Employees will follow suit when a cultural change towards health and safety takes place above them. A great safety culture will be driven by the leaders’ commitment to safety through their actions.

There should only be one winner in the battle of productivity vs safety

If thrown into a boxing ring, which would win at your organization – productivity or safety? If it’s the former, a cultural change is vital.

If safety is only ever the victor on the rare occasion it’s the convenient and easy option, you have a culture that values production over the health of employees.
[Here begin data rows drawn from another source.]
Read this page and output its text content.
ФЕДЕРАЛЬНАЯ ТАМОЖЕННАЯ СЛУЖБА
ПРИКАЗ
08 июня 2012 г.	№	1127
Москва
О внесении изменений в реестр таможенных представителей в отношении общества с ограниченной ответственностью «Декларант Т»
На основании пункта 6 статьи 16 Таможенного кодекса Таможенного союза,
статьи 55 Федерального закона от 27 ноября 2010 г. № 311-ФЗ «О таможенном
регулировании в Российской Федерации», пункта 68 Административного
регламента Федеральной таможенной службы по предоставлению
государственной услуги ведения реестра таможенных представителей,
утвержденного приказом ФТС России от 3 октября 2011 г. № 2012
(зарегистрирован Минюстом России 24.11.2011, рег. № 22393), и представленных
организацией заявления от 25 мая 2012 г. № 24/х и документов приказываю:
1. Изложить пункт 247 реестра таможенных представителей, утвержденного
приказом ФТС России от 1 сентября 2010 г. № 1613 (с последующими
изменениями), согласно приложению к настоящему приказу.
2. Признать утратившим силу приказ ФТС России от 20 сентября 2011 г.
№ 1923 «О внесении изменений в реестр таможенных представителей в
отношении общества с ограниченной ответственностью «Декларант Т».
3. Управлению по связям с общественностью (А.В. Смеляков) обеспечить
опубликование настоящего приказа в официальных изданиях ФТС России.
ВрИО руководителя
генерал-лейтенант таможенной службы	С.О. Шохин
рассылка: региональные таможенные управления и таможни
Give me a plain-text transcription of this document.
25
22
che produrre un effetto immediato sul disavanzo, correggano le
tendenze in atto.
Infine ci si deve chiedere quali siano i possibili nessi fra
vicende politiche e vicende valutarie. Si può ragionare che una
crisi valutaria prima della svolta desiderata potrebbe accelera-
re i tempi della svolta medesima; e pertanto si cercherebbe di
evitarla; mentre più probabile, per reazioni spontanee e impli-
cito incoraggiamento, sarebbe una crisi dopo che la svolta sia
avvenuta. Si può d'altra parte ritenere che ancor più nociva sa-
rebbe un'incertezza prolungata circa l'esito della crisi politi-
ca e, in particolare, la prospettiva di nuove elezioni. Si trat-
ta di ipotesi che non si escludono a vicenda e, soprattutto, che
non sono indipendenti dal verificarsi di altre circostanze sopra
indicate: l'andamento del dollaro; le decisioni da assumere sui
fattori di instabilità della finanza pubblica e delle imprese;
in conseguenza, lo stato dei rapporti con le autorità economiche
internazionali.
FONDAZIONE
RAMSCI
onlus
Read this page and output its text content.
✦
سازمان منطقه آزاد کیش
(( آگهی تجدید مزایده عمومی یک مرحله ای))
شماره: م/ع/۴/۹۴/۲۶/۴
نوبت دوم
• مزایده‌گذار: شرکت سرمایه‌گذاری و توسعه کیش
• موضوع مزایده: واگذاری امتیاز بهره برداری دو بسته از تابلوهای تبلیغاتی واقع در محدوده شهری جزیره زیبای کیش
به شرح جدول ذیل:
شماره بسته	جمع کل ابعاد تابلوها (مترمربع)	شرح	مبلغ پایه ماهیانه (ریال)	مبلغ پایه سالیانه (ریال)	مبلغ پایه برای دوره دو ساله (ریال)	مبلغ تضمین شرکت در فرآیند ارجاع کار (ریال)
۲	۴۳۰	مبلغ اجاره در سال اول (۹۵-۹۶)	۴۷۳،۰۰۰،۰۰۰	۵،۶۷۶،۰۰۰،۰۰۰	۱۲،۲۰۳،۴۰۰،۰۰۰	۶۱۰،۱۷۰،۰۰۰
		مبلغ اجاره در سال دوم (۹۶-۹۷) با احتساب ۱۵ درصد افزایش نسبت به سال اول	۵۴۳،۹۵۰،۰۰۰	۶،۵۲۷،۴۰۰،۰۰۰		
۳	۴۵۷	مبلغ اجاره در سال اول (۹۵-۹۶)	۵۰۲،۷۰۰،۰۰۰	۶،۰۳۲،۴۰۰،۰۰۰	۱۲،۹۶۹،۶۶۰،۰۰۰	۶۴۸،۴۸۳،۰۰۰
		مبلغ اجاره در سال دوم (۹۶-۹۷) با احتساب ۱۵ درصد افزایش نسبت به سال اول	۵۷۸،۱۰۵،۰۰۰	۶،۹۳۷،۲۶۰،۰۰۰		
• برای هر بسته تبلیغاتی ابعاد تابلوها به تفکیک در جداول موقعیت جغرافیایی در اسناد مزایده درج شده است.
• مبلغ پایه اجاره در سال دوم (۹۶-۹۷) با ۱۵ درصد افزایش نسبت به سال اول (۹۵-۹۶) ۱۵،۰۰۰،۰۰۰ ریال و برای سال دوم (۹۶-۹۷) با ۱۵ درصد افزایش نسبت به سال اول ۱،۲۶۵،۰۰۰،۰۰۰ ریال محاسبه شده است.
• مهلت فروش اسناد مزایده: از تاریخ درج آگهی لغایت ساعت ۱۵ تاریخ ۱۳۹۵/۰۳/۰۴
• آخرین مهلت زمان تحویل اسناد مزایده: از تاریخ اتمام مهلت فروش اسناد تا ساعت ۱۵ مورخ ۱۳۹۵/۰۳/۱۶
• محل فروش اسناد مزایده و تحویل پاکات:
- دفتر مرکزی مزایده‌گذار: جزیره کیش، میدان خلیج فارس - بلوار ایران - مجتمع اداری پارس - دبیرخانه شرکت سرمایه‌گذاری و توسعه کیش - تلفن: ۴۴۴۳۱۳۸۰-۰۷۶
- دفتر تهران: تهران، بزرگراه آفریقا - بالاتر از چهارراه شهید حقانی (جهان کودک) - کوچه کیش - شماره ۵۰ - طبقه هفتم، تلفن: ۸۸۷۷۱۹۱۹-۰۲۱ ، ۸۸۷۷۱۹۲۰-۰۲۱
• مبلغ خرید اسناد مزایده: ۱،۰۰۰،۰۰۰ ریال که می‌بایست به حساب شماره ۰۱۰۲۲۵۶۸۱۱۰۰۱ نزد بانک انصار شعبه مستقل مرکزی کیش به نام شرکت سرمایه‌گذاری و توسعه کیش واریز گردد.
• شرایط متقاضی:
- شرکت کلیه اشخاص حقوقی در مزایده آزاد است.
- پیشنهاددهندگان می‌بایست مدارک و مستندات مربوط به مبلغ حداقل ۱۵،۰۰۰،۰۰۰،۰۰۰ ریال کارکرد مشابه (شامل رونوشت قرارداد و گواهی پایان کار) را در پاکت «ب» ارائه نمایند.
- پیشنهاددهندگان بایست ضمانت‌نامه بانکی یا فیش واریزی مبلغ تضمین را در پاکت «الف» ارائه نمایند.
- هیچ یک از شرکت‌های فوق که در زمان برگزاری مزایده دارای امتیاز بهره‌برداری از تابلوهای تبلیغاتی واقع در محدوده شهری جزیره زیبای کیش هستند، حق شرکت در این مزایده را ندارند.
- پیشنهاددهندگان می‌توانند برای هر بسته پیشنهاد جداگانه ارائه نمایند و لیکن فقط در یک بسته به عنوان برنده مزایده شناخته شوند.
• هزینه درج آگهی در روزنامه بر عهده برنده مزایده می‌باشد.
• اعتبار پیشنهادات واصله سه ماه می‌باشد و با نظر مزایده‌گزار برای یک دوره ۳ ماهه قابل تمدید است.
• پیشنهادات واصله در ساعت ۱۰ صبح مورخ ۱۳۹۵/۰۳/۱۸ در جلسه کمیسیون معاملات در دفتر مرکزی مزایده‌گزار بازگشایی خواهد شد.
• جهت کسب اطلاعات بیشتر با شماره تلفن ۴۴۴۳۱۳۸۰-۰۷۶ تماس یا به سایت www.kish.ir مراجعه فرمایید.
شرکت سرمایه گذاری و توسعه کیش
That will never end well, no matter how high your output and sales figures.

For many businesses, this can be the hardest cultural change when it comes to EH&S, but it thankfully benefits from an incredibly simple premise: safety should always, without question, come first.

Opportunities for improvement will be more readily identified

If safety is always foremost in the minds of the workforce, opportunities to improve the EH&S landscape within the organization will be more readily identified.

A culture that values EH&S is one that is proactive in identifying risk and reporting it quickly, so that things can be put right before anything goes wrong further down the line.

An EH&S-centric culture is a fair culture

Equality within the workplace is vitally important, and one of the best ways to foster a culture that is fair for all is to put in place an EH&S strategy that takes every department and individual employee under its wing.

Reporting incidents becomes ‘the done thing’

In organizations where EH&S is an afterthought, employees often approach the business of reporting EH&S incidents with a degree of trepidation. Will they be ignored or – worse – reprimanded for coming forward? As a result, the easy route (i.e. not bothering to report at all) is usually taken.

When the culture of a business shifts so that it values health and safety above everything else, employees will feel far more comfortable reporting incidents or concerns to their superiors. Staff should feel encouraged to speak out about EH&S and be praised for doing so – there’s no healthier or more inclusive way to promote a safe workplace.

Conclusion

A culture of safety in the workplace can only prevail if employees are confident in the systems and processes used to manage EH&S. If senior staff lead from the top, the risk management strategy is made clear and the ability to report any concern as simple and encouraged as it should be, a culture will naturally develop that keeps the workforce safe.